The court scholar serving Hermann of Thuringia.

The court scholar serving Hermann of Thuringia.
The scholar

2004/10/03

The first round of the Bush-Kerry debates

Robert Parry of the Consortium News points out Bush's statement on WMD:


"I went there [the United Nations] hoping that once and for all the free world would act in concert to get Saddam Hussein to listen to our demands," Bush said. "They [the Security Council] passed a resolution that said disclose, disarm or face serious consequences. I believe when an international body speaks, it must mean what it says.

"But Saddam Hussein had no intention of disarming. Why should he? He had 16 other resolutions and nothing took place. As a matter of fact, my opponent talks about inspectors. The facts are that he [Hussein] was systematically deceiving the inspectors. That wasn't going to work. That's kind of a pre-Sept. 10 mentality, the hope that somehow resolutions and failed inspections would make this world a more peaceful place."

16 resolutions accomplished nothing? Did the US find any WMD after Iraq was occupied? Didn't Hussein turn in a 12,000 page document stating he had no WMDs? Has anything significant in that document been proven false? Granted, the Bush Administration immediately complained that Iraq had failed to account for the uranium that US intelligence agencies just knew it had. This uranium was of course the yellowcake uranium that Niger supposedly supplied without the French-led consortium of nations controlling Niger's mines knowing anything about it and moved several railroad cars worth of uranium ore through the heavily militarized Mideast without America or Israel being able to catch it. How the Iraqis were able to do anything useful with the uranium while under sanctions was never explained either.

Update 7 Oct 04: I just read that the facilities needed to process the uranium ore into usable fissionable material would have to be 16 soccer fields big. Hardly a facility one could hide.

As Parry points out, Bush is either living in a fantasy world or is confident that no one will call him on this and that Americans are too stupid to remember recent history. The fact that no one has printed anything in the mainstream media about this is disturbing. It's like the US media can deal with shadings of the truth and misinterpretations, but blatantly outright fabrications requires the expression of an opinion or bias, so the media shies away from doing that.

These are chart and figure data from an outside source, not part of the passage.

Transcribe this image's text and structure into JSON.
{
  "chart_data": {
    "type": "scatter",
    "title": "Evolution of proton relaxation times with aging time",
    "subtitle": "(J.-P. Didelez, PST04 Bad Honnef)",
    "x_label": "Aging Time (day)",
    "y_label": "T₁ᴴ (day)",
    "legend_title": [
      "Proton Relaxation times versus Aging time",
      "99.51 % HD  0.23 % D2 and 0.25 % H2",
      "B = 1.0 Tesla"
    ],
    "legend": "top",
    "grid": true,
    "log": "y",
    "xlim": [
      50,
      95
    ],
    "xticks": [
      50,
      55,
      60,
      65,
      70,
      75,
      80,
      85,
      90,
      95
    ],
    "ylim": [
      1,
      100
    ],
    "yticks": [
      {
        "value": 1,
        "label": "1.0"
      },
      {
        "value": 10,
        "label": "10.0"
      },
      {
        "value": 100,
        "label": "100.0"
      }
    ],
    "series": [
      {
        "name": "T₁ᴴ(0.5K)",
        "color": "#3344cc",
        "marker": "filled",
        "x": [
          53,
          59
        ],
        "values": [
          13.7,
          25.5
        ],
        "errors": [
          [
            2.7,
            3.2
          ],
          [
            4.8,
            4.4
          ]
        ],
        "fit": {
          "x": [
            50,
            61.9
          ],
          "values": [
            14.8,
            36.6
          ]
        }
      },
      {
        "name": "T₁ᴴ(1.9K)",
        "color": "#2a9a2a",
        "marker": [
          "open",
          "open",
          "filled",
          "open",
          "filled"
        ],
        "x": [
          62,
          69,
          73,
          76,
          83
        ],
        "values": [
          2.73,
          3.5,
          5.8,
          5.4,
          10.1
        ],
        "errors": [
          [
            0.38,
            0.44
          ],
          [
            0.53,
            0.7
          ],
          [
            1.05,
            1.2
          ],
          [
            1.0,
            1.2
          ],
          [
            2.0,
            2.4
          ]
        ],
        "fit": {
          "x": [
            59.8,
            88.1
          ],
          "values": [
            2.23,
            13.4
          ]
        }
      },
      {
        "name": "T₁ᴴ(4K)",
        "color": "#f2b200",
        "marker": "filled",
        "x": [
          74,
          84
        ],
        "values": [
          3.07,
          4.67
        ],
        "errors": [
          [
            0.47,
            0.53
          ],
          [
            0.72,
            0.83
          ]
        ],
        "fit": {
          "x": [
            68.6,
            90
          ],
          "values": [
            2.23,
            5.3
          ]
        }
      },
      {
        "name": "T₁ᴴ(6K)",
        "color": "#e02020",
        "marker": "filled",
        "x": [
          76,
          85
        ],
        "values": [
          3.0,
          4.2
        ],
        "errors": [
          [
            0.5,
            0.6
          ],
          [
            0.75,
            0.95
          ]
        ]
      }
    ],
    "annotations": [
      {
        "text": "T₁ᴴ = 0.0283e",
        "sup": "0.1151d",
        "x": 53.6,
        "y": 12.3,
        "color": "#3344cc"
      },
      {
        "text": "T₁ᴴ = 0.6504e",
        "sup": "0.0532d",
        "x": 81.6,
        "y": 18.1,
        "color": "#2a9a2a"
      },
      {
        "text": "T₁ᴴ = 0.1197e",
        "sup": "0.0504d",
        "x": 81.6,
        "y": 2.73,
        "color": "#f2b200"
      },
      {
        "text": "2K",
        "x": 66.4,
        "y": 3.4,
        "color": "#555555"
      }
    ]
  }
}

I also noted this when it happend:


Bush slipped into another cozy distortion when he justified the Iraq invasion by declaring that "the enemy attacked us," thus linking Iraq to al-Qaeda's Sept. 11 attacks on New York and Washington. That prompted a retort from Kerry, who reminded Bush that "Saddam Hussein didn't attack us; Osama bin Laden attacked us." An annoyed Bush responded by saying, "Of course, I know Osama bin Laden attacked us."

I suspect in this case, Kerry may have been confident that people could catch that one and that they'd realize that Bush was talking out of his butt. Parry correctly pointed out that covering for a presidential candidate is not universal and seems to apply just to either Bush or to Republicans in general/


But Bush has not suffered any sustained criticism for his recurring misstatements about the Iraq War. By contrast, in Campaign 2000, the national news media denounced Vice President Al Gore as a "liar" for minor errors, such as his recollection that he had visited a disaster site with the director of the Federal Emergency Management Administration when Gore actually was with a FEMA deputy.


Again, the media
can handle minor and obviously inadvertant slip-ups, but doesn't seem to be capable of dealing with outright lies. Back about 50 years ago, Joe McCarthy made wild, unsubstantiated charges. The media put those charges on the front pages. The media would then investigate the charge, find it false and put the correction on page A17, by which time McCarthy would come up with a new, equally wild accusation. Today, the media seems equally unable to deal with a president telling fantastical and fanciful tales

Very disurbing that the media has not figured out a way to deal with this.